I'll admit that sometimes polling comes in handy. After all, this is what a spinlock does. But there are proper ways to do this and improper ways to do this. As a general rule, you should not use spinlocks and you should not poll. Instead, you should call the functions that place your thread into a wait state until what your thread wants is available. I'll explain a proper way in the next section.
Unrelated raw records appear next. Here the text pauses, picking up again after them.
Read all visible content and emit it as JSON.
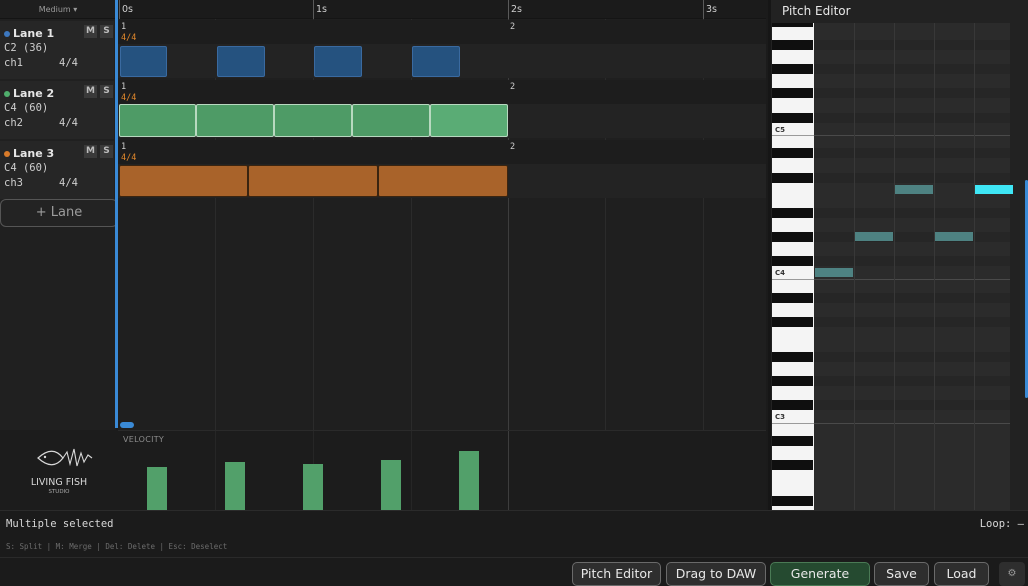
{
  "zoom": {
    "label": "Medium ▾"
  },
  "ruler": {
    "labels": [
      "0s",
      "1s",
      "2s",
      "3s"
    ]
  },
  "lanes": [
    {
      "name": "Lane 1",
      "note": "C2 (36)",
      "channel": "ch1",
      "time_sig": "4/4",
      "color": "#3d78c0",
      "clip_color": "#25527f",
      "mute": "M",
      "solo": "S",
      "bar_labels": [
        "1",
        "2"
      ],
      "bar_ts": "4/4"
    },
    {
      "name": "Lane 2",
      "note": "C4 (60)",
      "channel": "ch2",
      "time_sig": "4/4",
      "color": "#4fae6c",
      "clip_color": "#4e9b66",
      "mute": "M",
      "solo": "S",
      "bar_labels": [
        "1",
        "2"
      ],
      "bar_ts": "4/4"
    },
    {
      "name": "Lane 3",
      "note": "C4 (60)",
      "channel": "ch3",
      "time_sig": "4/4",
      "color": "#d97b2a",
      "clip_color": "#a9632a",
      "mute": "M",
      "solo": "S",
      "bar_labels": [
        "1",
        "2"
      ],
      "bar_ts": "4/4"
    }
  ],
  "add_lane": {
    "label": "+ Lane"
  },
  "velocity": {
    "label": "VELOCITY",
    "values": [
      0.62,
      0.68,
      0.66,
      0.72,
      0.84
    ]
  },
  "logo": {
    "title": "LIVING FISH",
    "subtitle": "STUDIO"
  },
  "pitch_editor": {
    "title": "Pitch Editor",
    "octaves": [
      "C5",
      "C4",
      "C3"
    ]
  },
  "status": {
    "text": "Multiple selected",
    "loop": "Loop: –"
  },
  "shortcuts": {
    "text": "S: Split | M: Merge | Del: Delete | Esc: Deselect"
  },
  "toolbar": {
    "pitch_editor": "Pitch Editor",
    "drag_to_daw": "Drag to DAW",
    "generate": "Generate",
    "save": "Save",
    "load": "Load",
    "settings_icon": "⚙"
  }
}
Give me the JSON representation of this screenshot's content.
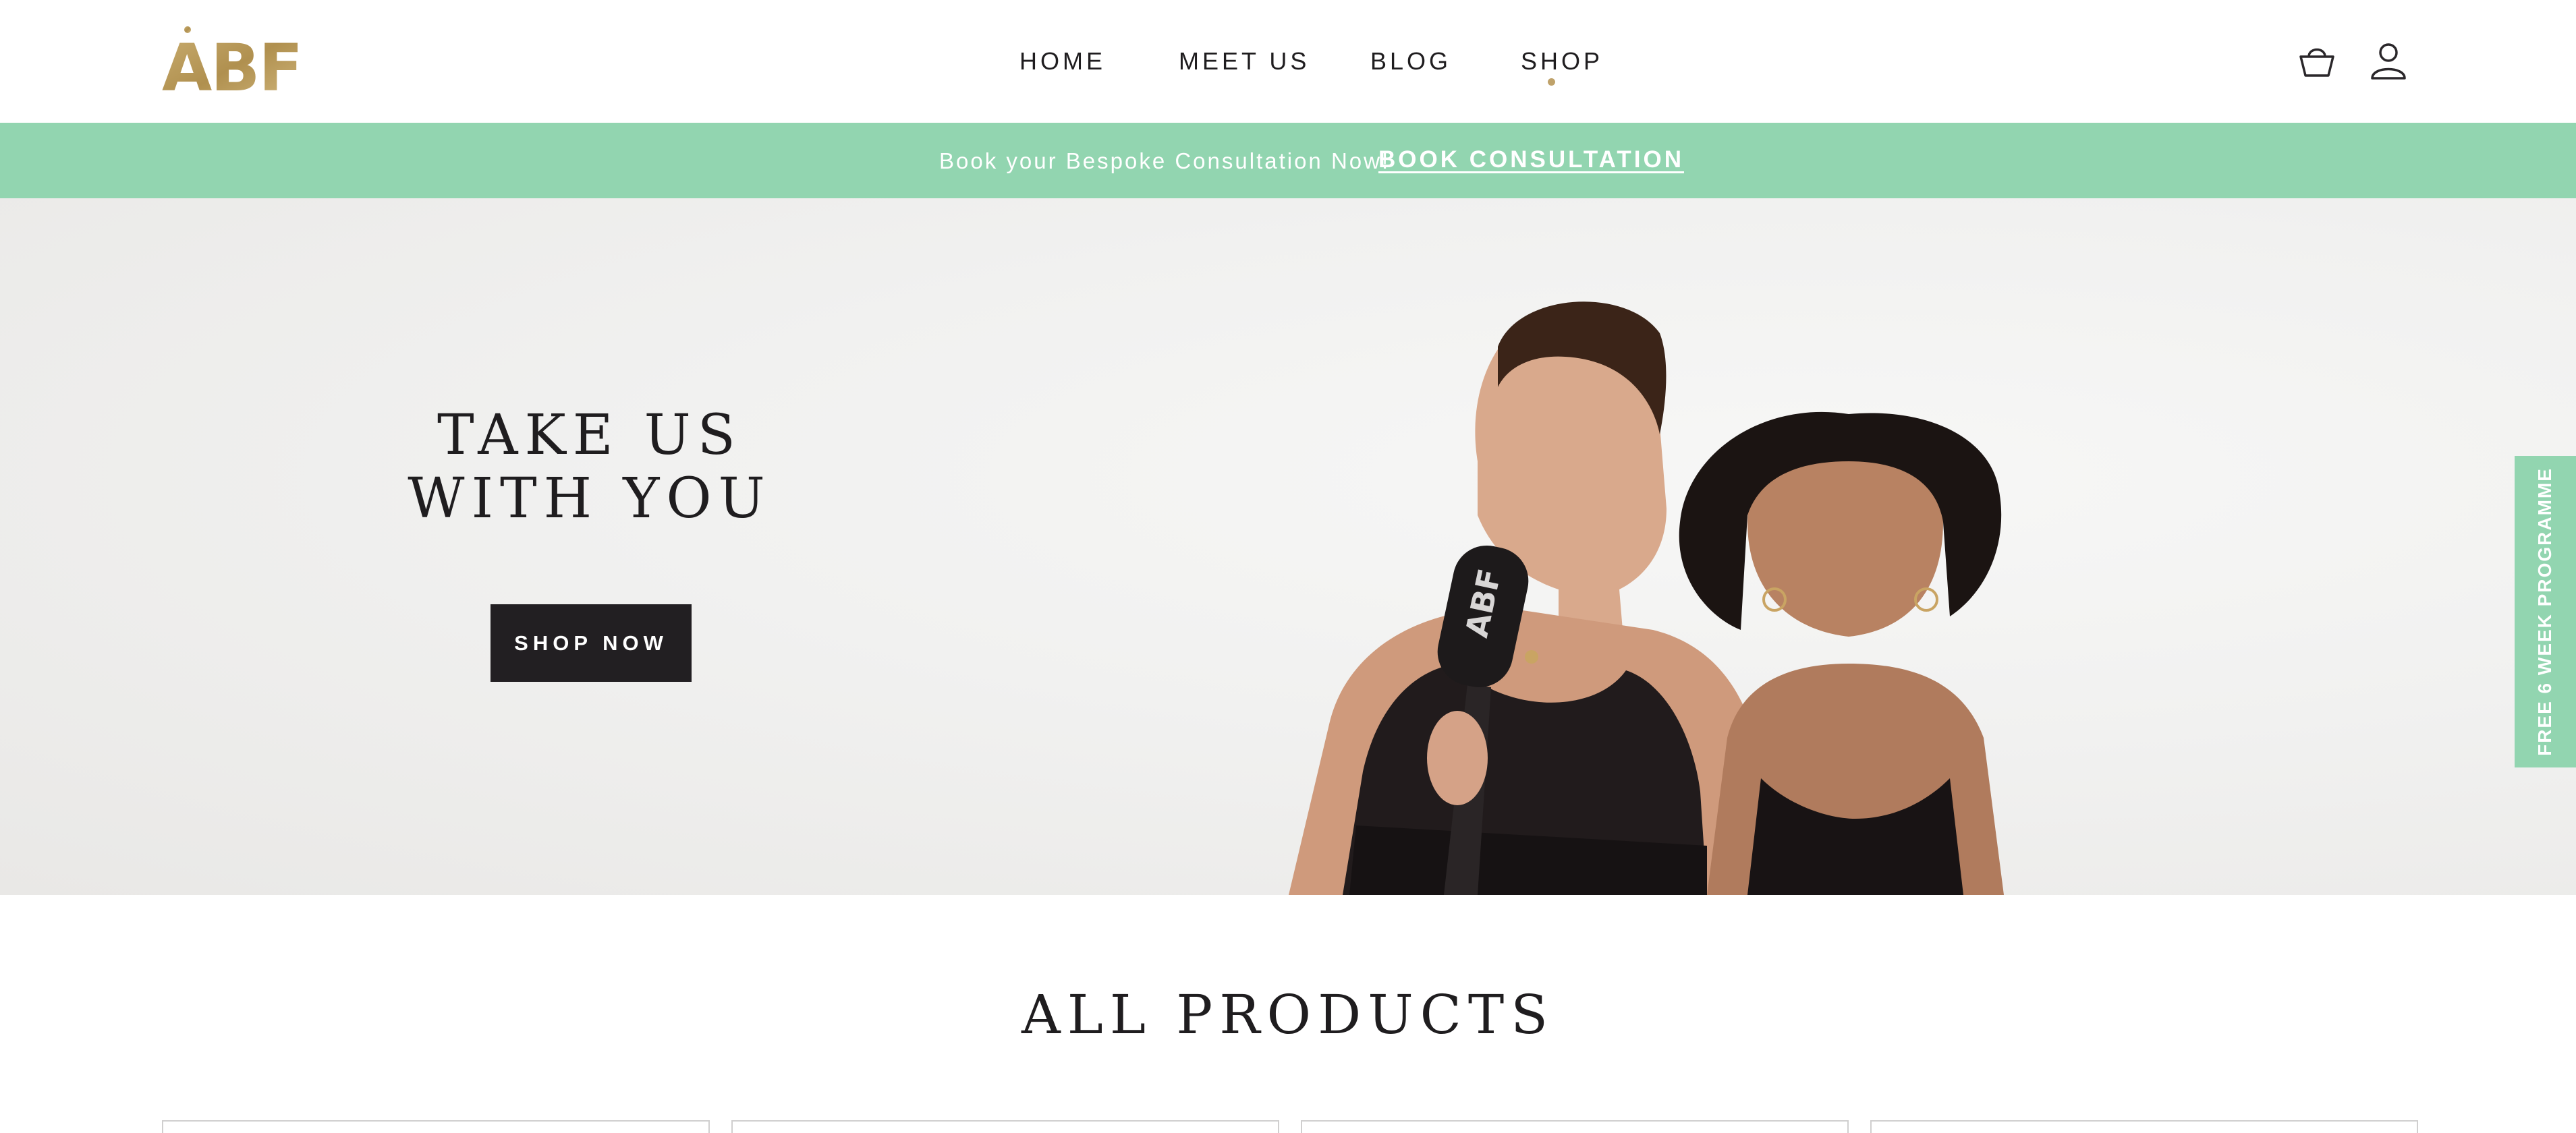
{
  "header": {
    "logo_text": "ABF",
    "nav": [
      {
        "label": "HOME"
      },
      {
        "label": "MEET US"
      },
      {
        "label": "BLOG"
      },
      {
        "label": "SHOP",
        "active": true
      }
    ],
    "icons": [
      "basket-icon",
      "user-icon"
    ]
  },
  "banner": {
    "text": "Book your Bespoke Consultation Now!",
    "link_label": "BOOK CONSULTATION"
  },
  "hero": {
    "title_line1": "TAKE US",
    "title_line2": "WITH YOU",
    "button_label": "SHOP NOW",
    "microphone_logo": "ABF"
  },
  "side_tab": {
    "label": "FREE 6 WEEK PROGRAMME"
  },
  "products": {
    "title": "ALL PRODUCTS"
  },
  "colors": {
    "accent_gold": "#bfa26a",
    "banner_green": "#92d5b0",
    "button_dark": "#221f22"
  }
}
First, let me point out one more thing: At the top of the previous code fragment, you'll notice the use of volatile. For this code fragment to even come close to working, the volatile type qualifier must be there. This tells the compiler that the variable can be modified by something outside of the application itself, such as the operating system, hardware, or a concurrently executing thread. Specifically, the volatile qualifier tells the compiler to exclude the variable from any optimizations and always reload the value from the variable's memory location. Let's say that the compiler has generated the following pseudocode for the while statement shown in the previous code fragment:

 MOV Reg0, [g_fFinishedCalculation] ; Copy the value into a register Label: TEST Reg0, 0 ; Is the value 0? JMP Reg0 == 0, Label ; The register is 0, try again ... ; The register is not 0 (end of loop)

Without making the Boolean variable volatile, it's possible that the compiler might optimize your C code as shown here. For this optimization, the compiler loads the value of the BOOL variable into a CPU register just once. Then it repeatedly performs tests against the CPU register. This certainly yields better performance than constantly rereading the value in a memory address and retesting it; therefore, an optimizing compiler might write code like that shown above. However, if the compiler does this, the thread enters an infinite loop and never wakes up. By the way, making a structure volatile ensures that all of its members are volatile and are always read from memory when referenced.

You might wonder whether my spinlock variable, g_fResourceInUse (used in the spinlock code shown previously), should be declared as volatile. The answer is no because we are passing the address of this variable to the various interlocked functions and not the variable's value itself. When you pass a variable's address to a function, the function must read the value from memory. The optimizer cannot affect this.